Shapeline’s co-operation with SSAB Oxelösund looks set to continue in the future. “Based on our positive experiences to date, we can already say that on-line flatness measurement technology will be a feature of any new plate lines we design in the future,” states Jan Steninger, Strategic Investments Manager SSAB Oxelösund. “It enables us here at SSAB to achieve savings in terms of workshop floor space, manpower and heavy equipment.
“There is no doubt that if you cannot measure accurately, you cannot improve the product. Shapeline technology has enabled us to deliver products over and above the accepted norms and specifications, and attain the highest standards in terms of quality, uniformity and flatness that are best suited to market demands,” concludes Steninger.

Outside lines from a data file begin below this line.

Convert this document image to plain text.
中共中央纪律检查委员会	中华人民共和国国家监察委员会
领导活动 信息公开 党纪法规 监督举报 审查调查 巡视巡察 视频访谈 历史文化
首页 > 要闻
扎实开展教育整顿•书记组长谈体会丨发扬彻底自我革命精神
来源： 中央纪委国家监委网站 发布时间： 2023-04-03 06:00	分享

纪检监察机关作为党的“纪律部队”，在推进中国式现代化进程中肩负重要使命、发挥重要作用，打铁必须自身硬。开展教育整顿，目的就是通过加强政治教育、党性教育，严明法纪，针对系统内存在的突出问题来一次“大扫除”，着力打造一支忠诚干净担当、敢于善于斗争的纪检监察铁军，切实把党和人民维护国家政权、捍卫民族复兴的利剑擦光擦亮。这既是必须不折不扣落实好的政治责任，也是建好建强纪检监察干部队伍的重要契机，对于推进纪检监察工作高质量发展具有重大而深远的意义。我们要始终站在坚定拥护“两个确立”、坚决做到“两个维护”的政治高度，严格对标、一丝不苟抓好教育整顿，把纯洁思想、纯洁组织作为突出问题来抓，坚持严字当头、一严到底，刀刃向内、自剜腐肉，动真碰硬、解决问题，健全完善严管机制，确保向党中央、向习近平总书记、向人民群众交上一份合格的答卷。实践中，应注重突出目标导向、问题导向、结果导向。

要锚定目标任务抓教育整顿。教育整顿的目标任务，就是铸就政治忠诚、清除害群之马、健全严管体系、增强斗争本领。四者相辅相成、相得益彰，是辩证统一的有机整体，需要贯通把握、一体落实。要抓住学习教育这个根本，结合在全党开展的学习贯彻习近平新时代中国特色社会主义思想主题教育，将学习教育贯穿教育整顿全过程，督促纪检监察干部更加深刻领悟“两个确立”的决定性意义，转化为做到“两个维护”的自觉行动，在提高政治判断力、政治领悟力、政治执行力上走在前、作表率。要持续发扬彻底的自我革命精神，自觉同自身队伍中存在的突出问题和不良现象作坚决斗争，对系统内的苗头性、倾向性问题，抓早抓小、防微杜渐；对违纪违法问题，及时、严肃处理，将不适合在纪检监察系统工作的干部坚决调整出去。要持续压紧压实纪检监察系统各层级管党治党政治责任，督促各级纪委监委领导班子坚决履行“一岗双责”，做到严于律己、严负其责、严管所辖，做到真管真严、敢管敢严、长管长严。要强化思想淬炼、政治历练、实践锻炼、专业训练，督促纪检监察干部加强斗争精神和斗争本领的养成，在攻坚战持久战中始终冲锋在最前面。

By providing accurate, high-precision measurement results, the double laser-line triangulation principle is well on the way to establishing itself as the prime on-line measurement principle of manifested flatness for flat metal products. To this end, Shapeline has developed a highly functional and flexible programme of systems geared to suit a wide range of metal production applications thus making reliable on-line planity measurement a reality in a fast growing number of strip and plate production facilities across the globe.
Paul R. Compton is a British freelance journalist resident in Sweden since 1992 and a regular contributor to European business titles and publications since 1986.